Dopo gli scioperi del marzo Hitler ordinò la deportazione nei campi di concentramento nazisti del 10% degli scioperanti, ma all’ultimo momento i rappresentanti tedeschi in Italia riuscirono, per la prima e unica volta, a far revocare un ordine del Fuhrer: lo fecero perché temevano la reazione degli operai italiani, e un’accelerazione insurrezionale nel Nord. Invece che 70.000, i deportati furono 1200, con un’azione mirata verso i capi della rivolta operaia. Il male fu minore, per merito non dei tedeschi in Italia ma dei lavoratori italiani, che diedero un segnale di così grande forza da far prendere loro paura. Lo sciopero fu uno straordinario successo politico: servì a legittimare la Resistenza e a delegittimare l’occupante tedesco e la Repubblica fascista, e a sostenere le bande armate partigiane, anche se era ancora troppo presto per l’insurrezione popolare. Fu il più grande sciopero in Europa, a dimostrazione che nell’intreccio di scioperi e di guerriglia, di azioni militari e rivendicazioni sociali risiede il tratto peculiare e distintivo della Resistenza italiana.
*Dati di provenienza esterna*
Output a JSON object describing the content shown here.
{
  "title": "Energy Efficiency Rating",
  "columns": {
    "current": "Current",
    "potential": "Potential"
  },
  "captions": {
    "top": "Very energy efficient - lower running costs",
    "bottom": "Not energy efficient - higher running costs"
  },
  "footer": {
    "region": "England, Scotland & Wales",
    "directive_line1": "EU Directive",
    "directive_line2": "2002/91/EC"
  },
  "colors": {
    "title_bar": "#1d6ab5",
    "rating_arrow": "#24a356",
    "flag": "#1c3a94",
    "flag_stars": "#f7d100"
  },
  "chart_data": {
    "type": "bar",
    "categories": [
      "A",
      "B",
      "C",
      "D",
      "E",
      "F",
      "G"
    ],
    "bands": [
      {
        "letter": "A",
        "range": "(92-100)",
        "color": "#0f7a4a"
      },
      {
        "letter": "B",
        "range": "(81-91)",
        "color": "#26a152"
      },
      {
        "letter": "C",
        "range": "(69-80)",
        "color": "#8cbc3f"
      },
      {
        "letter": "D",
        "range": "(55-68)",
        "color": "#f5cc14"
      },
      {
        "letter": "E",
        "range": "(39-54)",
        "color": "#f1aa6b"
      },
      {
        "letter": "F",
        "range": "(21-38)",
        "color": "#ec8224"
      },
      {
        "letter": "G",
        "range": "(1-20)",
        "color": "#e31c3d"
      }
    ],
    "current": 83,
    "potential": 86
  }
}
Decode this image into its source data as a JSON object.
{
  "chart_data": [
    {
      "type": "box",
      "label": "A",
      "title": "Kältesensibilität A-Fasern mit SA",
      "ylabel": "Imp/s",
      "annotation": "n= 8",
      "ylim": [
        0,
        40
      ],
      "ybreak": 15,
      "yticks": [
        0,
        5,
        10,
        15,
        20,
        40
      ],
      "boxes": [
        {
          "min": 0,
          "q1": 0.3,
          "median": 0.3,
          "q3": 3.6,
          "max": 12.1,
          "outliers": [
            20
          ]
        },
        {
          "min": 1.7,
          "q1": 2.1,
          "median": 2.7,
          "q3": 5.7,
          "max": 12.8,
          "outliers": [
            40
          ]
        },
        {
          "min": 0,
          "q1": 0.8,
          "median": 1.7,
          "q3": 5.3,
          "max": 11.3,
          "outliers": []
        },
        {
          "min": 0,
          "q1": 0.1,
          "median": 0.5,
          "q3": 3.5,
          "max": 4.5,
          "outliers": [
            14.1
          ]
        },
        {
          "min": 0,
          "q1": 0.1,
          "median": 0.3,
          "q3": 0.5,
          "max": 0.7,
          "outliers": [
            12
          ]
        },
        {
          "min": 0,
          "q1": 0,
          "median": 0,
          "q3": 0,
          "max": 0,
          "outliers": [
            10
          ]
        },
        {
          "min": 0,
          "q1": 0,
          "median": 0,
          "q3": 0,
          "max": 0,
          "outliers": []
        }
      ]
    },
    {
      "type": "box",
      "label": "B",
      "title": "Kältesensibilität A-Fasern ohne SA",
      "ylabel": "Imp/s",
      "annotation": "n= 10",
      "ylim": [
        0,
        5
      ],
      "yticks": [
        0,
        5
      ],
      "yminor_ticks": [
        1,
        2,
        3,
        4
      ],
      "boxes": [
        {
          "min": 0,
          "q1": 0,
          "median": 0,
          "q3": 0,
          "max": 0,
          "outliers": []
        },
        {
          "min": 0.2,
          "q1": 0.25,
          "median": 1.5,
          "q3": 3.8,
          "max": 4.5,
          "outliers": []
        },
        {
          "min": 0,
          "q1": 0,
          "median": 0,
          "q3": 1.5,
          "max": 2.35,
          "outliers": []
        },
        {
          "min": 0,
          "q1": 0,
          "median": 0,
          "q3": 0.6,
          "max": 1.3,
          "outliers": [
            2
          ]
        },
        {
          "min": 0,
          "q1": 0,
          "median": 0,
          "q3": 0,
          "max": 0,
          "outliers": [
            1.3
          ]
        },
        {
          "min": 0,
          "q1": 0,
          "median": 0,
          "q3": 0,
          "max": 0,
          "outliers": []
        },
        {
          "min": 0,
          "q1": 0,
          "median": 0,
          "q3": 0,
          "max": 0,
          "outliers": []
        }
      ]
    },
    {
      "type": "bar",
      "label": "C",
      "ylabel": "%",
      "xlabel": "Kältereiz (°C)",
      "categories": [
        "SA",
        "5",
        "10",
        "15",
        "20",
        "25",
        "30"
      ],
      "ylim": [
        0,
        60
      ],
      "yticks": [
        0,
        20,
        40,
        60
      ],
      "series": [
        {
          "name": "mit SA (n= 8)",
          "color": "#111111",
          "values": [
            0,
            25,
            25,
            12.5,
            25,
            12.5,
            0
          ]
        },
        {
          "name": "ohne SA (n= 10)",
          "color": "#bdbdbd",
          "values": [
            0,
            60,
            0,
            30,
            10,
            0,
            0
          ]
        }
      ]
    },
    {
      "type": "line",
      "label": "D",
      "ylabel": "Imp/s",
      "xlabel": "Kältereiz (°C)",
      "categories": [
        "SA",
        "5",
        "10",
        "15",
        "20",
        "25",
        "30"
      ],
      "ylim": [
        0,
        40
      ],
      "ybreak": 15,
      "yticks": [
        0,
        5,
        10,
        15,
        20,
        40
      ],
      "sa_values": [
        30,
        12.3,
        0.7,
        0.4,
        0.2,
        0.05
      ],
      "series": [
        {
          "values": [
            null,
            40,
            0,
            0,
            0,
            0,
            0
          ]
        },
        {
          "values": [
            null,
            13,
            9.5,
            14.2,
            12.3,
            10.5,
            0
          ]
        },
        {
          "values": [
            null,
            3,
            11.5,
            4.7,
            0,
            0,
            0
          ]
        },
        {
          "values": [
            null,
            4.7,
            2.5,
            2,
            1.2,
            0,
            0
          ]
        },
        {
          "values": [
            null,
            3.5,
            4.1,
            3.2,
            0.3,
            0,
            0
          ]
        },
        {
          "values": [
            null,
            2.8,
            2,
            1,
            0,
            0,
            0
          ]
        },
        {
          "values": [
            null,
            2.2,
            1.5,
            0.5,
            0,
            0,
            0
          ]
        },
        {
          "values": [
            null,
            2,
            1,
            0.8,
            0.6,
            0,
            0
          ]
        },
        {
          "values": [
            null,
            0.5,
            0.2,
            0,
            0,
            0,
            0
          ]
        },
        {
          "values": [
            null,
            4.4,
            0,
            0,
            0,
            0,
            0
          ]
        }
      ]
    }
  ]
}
Oggi, di fronte all'offensiva revisionista che mette in discussione il significato storico, politico ed etico della Resistenza, rivendichiamo il valore di una lotta che ha sconfitto il fascismo, ha conquistato la libertà per l'Italia e ha lasciato un'eredità che ha impedito che il fascismo ritornasse.
La Resistenza ha creato anticorpi che non sono perduti, e sono oggi una risorsa per fronteggiare una situazione in cui si cerca di rimettere in discussione i principi di eguaglianza, giustizia e libertà che devono regolare il vivere civile. Ringraziamo infine gli ospiti per la partecipazione, seppur virtuale ma non meno sentita, e ci auguriamo che, anche grazie alla campagna vaccinale che sta procedendo, questo sia l’anno della ripartenza e che già dal prossimo 25 aprile si possa tornare a festeggiare degnamente la Liberazione, magari con un doppio significato, ricordando anche questo virus come una spiacevole parentesi del passato ma tenendo sempre ben presente che, così come va fatto con il nazi-fascismo in tutte le sue “varianti”, andrà tenuto continuamente sotto controllo per evitare che possa nuovamente tornare a presentarsi e rendersi minaccioso o, ancora peggio, che possa riprendere a mietere nuove vittime".